日本の総選挙とアメリカ大統領選、太平洋を挟んだ2つの国の「小さな正義」を考える
ニューズウィーク日本版 / 2024年11月29日 15時53分
「小さな正義」は世の中を変える原動力になる
これまで、正義を定義づけることなく「正義」という言葉を使い続けた。
正義も多様で且つ多元的だが、ここでは消極的定義を挙げておきたい。つまり、「正義とは何でないか」を問題にしたい。
まず、当たり前のことだが、正義とは力ではない。例え力によって支えられることがあったとしても、力とは異なる。それが出発点だ。
次に、そのことの必然的結果でもあるが、正義は多数決では決められない。いろんな場所でいろんな人が言い古したことだが、「数は力なり」という力の論理に屈したりはしない。
逆に、マイノリティーの人権は守られるべきだが、同調もしない。人としての尊厳は認められるべきだが、それが人に特権を与えるものであってはならない。正義は特権を憎む。

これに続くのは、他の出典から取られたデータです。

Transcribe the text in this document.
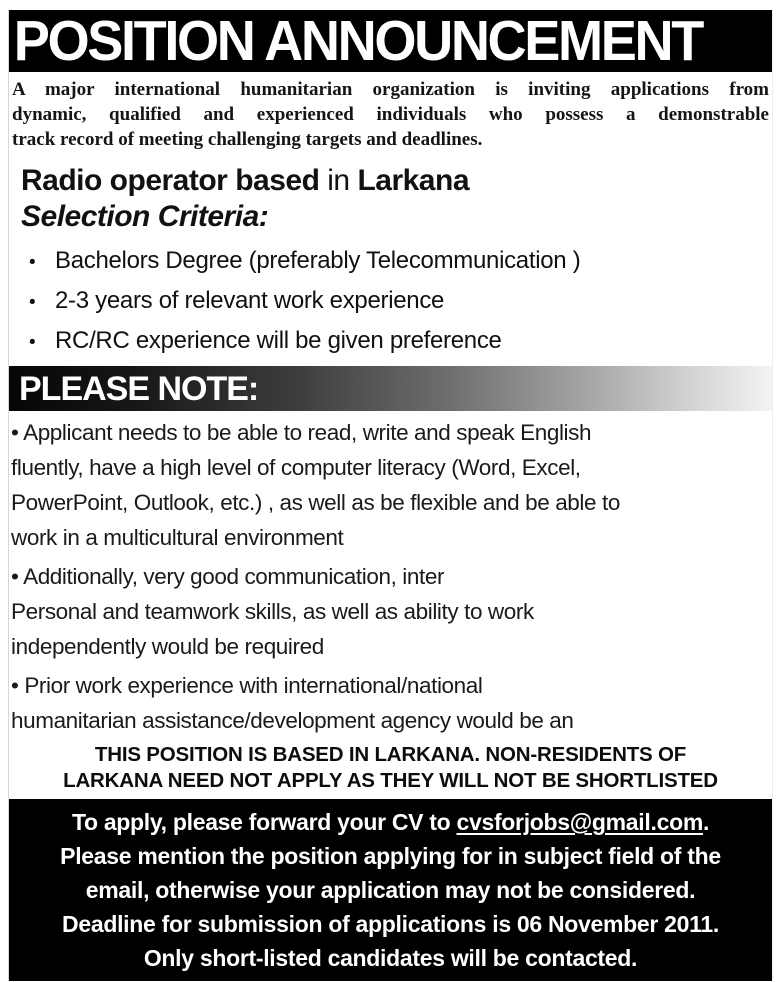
POSITION ANNOUNCEMENT
A major international humanitarian organization is inviting applications from
dynamic, qualified and experienced individuals who possess a demonstrable
track record of meeting challenging targets and deadlines.
Radio operator based in Larkana
Selection Criteria:
• Bachelors Degree (preferably Telecommunication )
• 2-3 years of relevant work experience
• RC/RC experience will be given preference
PLEASE NOTE:
• Applicant needs to be able to read, write and speak English
fluently, have a high level of computer literacy (Word, Excel,
PowerPoint, Outlook, etc.) , as well as be flexible and be able to
work in a multicultural environment
• Additionally, very good communication, inter
Personal and teamwork skills, as well as ability to work
independently would be required
• Prior work experience with international/national
humanitarian assistance/development agency would be an
THIS POSITION IS BASED IN LARKANA. NON-RESIDENTS OF
LARKANA NEED NOT APPLY AS THEY WILL NOT BE SHORTLISTED
To apply, please forward your CV to cvsforjobs@gmail.com.
Please mention the position applying for in subject field of the
email, otherwise your application may not be considered.
Deadline for submission of applications is 06 November 2011.
Only short-listed candidates will be contacted.
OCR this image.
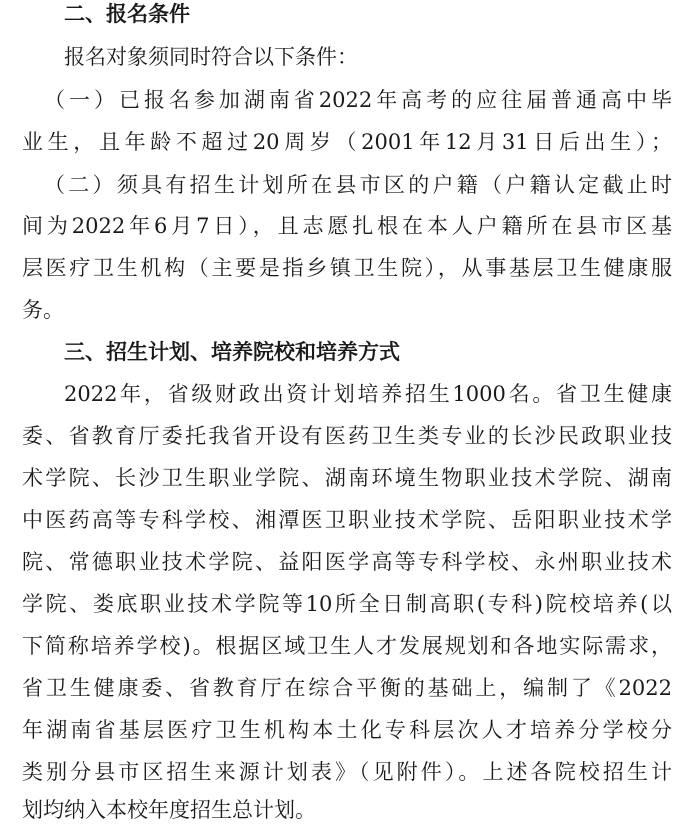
二、报名条件
报名对象须同时符合以下条件：
（一）已报名参加湖南省2022年高考的应往届普通高中毕
业生，且年龄不超过20周岁（2001年12月31日后出生）；
（二）须具有招生计划所在县市区的户籍（户籍认定截止时
间为2022年6月7日），且志愿扎根在本人户籍所在县市区基
层医疗卫生机构（主要是指乡镇卫生院），从事基层卫生健康服
务。
三、招生计划、培养院校和培养方式
2022年，省级财政出资计划培养招生1000名。省卫生健康
委、省教育厅委托我省开设有医药卫生类专业的长沙民政职业技
术学院、长沙卫生职业学院、湖南环境生物职业技术学院、湖南
中医药高等专科学校、湘潭医卫职业技术学院、岳阳职业技术学
院、常德职业技术学院、益阳医学高等专科学校、永州职业技术
学院、娄底职业技术学院等10所全日制高职(专科)院校培养(以
下简称培养学校)。根据区域卫生人才发展规划和各地实际需求，
省卫生健康委、省教育厅在综合平衡的基础上，编制了《2022
年湖南省基层医疗卫生机构本土化专科层次人才培养分学校分
类别分县市区招生来源计划表》（见附件）。上述各院校招生计
划均纳入本校年度招生总计划。
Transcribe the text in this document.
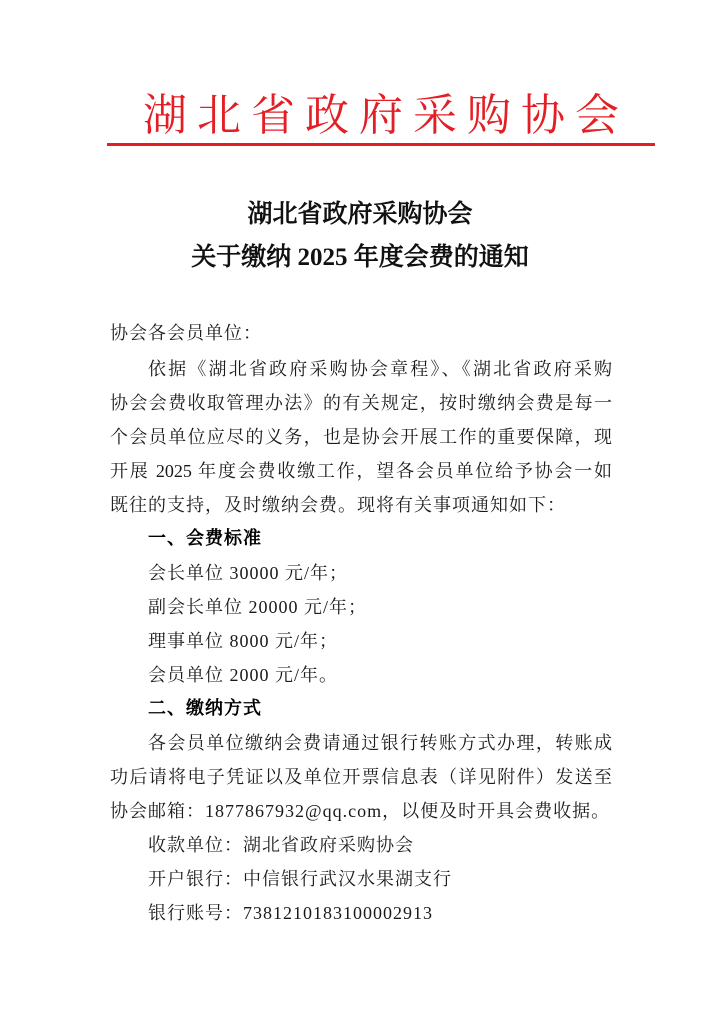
湖北省政府采购协会
湖北省政府采购协会
关于缴纳 2025 年度会费的通知
协会各会员单位：
依据《湖北省政府采购协会章程》、《湖北省政府采购
协会会费收取管理办法》的有关规定，按时缴纳会费是每一
个会员单位应尽的义务，也是协会开展工作的重要保障，现
开展 2025 年度会费收缴工作，望各会员单位给予协会一如
既往的支持，及时缴纳会费。现将有关事项通知如下：
一、会费标准
会长单位 30000 元/年；
副会长单位 20000 元/年；
理事单位 8000 元/年；
会员单位 2000 元/年。
二、缴纳方式
各会员单位缴纳会费请通过银行转账方式办理，转账成
功后请将电子凭证以及单位开票信息表（详见附件）发送至
协会邮箱：1877867932@qq.com，以便及时开具会费收据。
收款单位：湖北省政府采购协会
开户银行：中信银行武汉水果湖支行
银行账号：7381210183100002913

正義は型にはめにくい。それは単なる感情ではないが、直感を排除しない。科学や文明は現代人に多くの便益をもたらしてくれたが、同時に多くのものを奪いとってしまった。その奪いとられたもののうち際たるものが私たちの直観力だ。CPUもAIも人の直観力には届かない。

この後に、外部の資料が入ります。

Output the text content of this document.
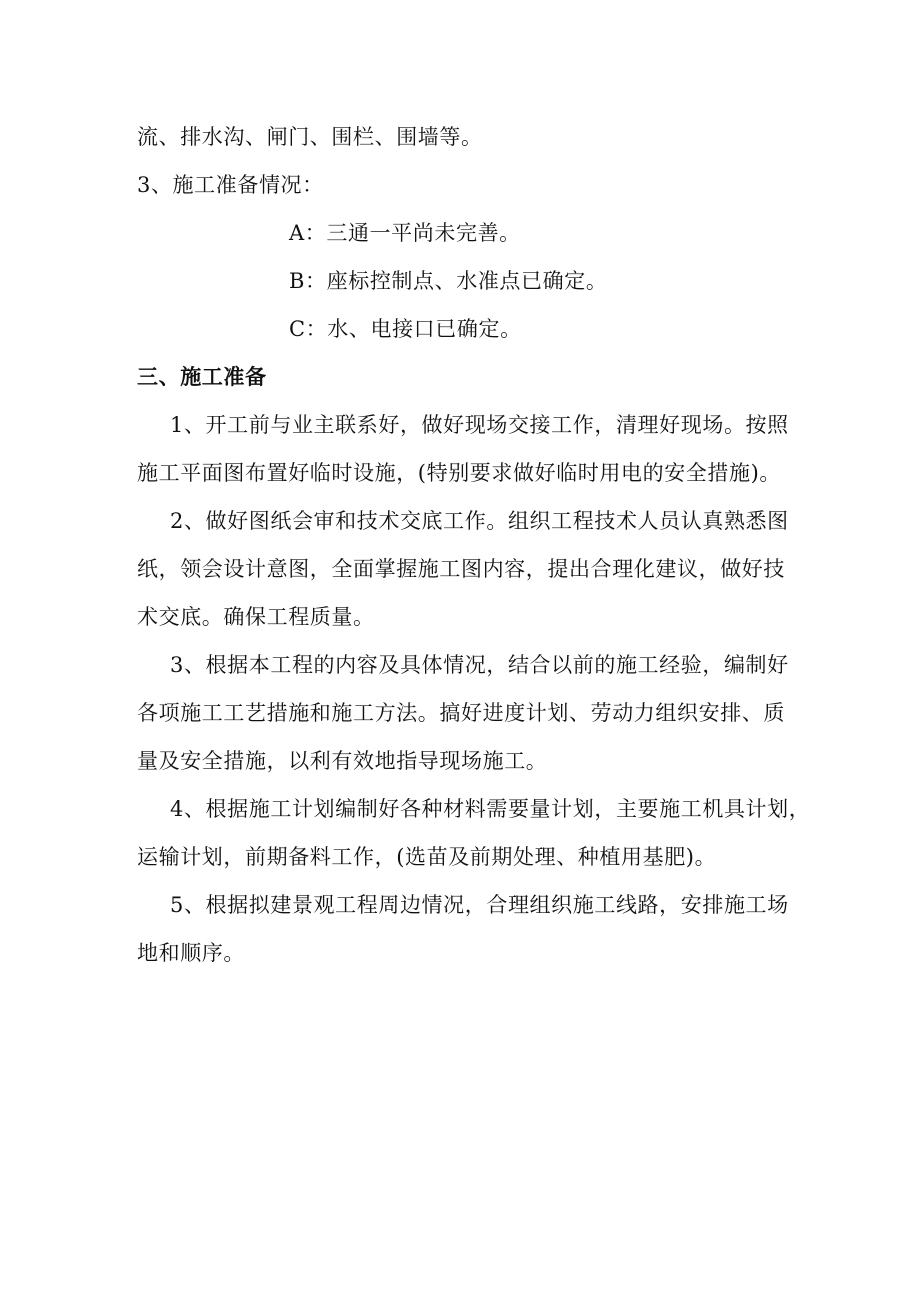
流、排水沟、闸门、围栏、围墙等。
3、施工准备情况：
A：三通一平尚未完善。
B：座标控制点、水准点已确定。
C：水、电接口已确定。
三、施工准备
1、开工前与业主联系好，做好现场交接工作，清理好现场。按照
施工平面图布置好临时设施，(特别要求做好临时用电的安全措施)。
2、做好图纸会审和技术交底工作。组织工程技术人员认真熟悉图
纸，领会设计意图，全面掌握施工图内容，提出合理化建议，做好技
术交底。确保工程质量。
3、根据本工程的内容及具体情况，结合以前的施工经验，编制好
各项施工工艺措施和施工方法。搞好进度计划、劳动力组织安排、质
量及安全措施，以利有效地指导现场施工。
4、根据施工计划编制好各种材料需要量计划，主要施工机具计划，
运输计划，前期备料工作，(选苗及前期处理、种植用基肥)。
5、根据拟建景观工程周边情况，合理组织施工线路，安排施工场
地和顺序。
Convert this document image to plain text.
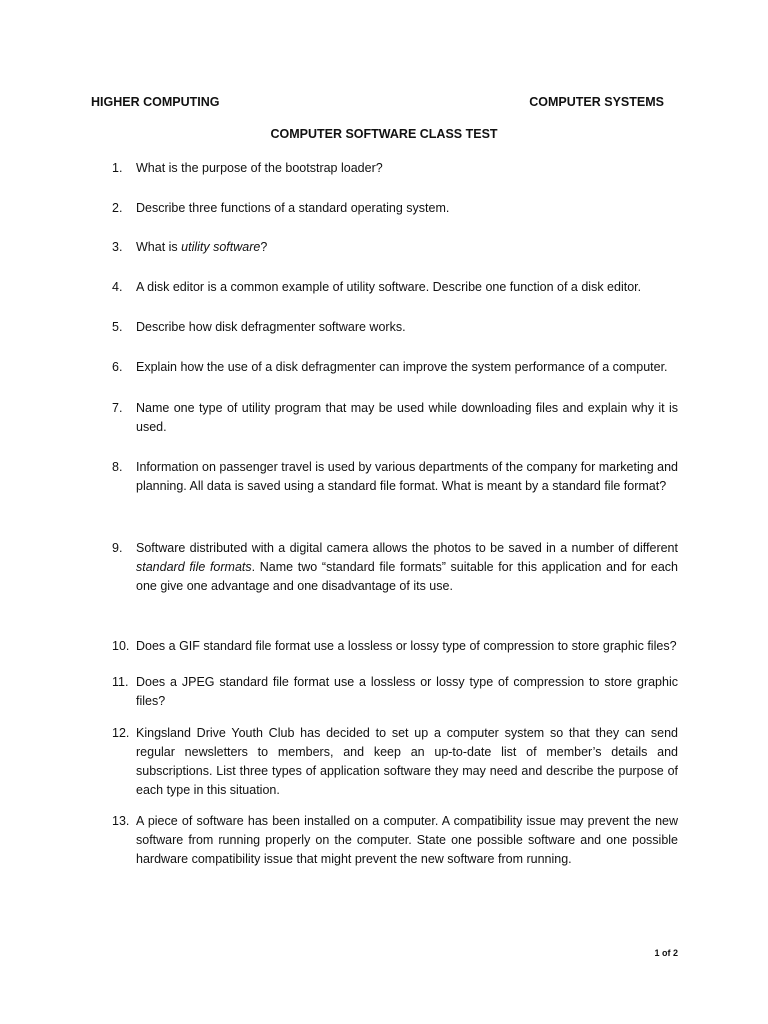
HIGHER COMPUTING	COMPUTER SYSTEMS
COMPUTER SOFTWARE CLASS TEST
1.	What is the purpose of the bootstrap loader?
2.	Describe three functions of a standard operating system.
3.	What is utility software?
4.	A disk editor is a common example of utility software. Describe one function of a disk editor.
5.	Describe how disk defragmenter software works.
6.	Explain how the use of a disk defragmenter can improve the system performance of a computer.
7.	Name one type of utility program that may be used while downloading files and explain why it is used.
8.	Information on passenger travel is used by various departments of the company for marketing and planning. All data is saved using a standard file format. What is meant by a standard file format?
9.	Software distributed with a digital camera allows the photos to be saved in a number of different standard file formats. Name two “standard file formats” suitable for this application and for each one give one advantage and one disadvantage of its use.
10. Does a GIF standard file format use a lossless or lossy type of compression to store graphic files?
11. Does a JPEG standard file format use a lossless or lossy type of compression to store graphic files?
12. Kingsland Drive Youth Club has decided to set up a computer system so that they can send regular newsletters to members, and keep an up-to-date list of member’s details and subscriptions. List three types of application software they may need and describe the purpose of each type in this situation.
13. A piece of software has been installed on a computer. A compatibility issue may prevent the new software from running properly on the computer. State one possible software and one possible hardware compatibility issue that might prevent the new software from running.
1 of 2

正義は様々な在り方をする。正義の人、正義の理念、正義の達成、正義の大小、等々。いかに小さな正義であっても、それは力以上に世の中を動かすことがある。それは古臭く漠然とした理念ではなく、今現在、そして将来この世の中を変え切り開く原動力になる余地がある。
わが国の総選挙もアメリカの大統領選挙も、そして兵庫県知事選挙も単なる力の争奪戦として終わらせてはいけない。
*
筆者は第一東京弁護士会所属の弁護士。大分県生まれ、一橋大学経済学部卒。1978年弁護士登録。日弁連副会長、関東弁護士会連合会理事長、第一東京弁護士会会長などを歴任。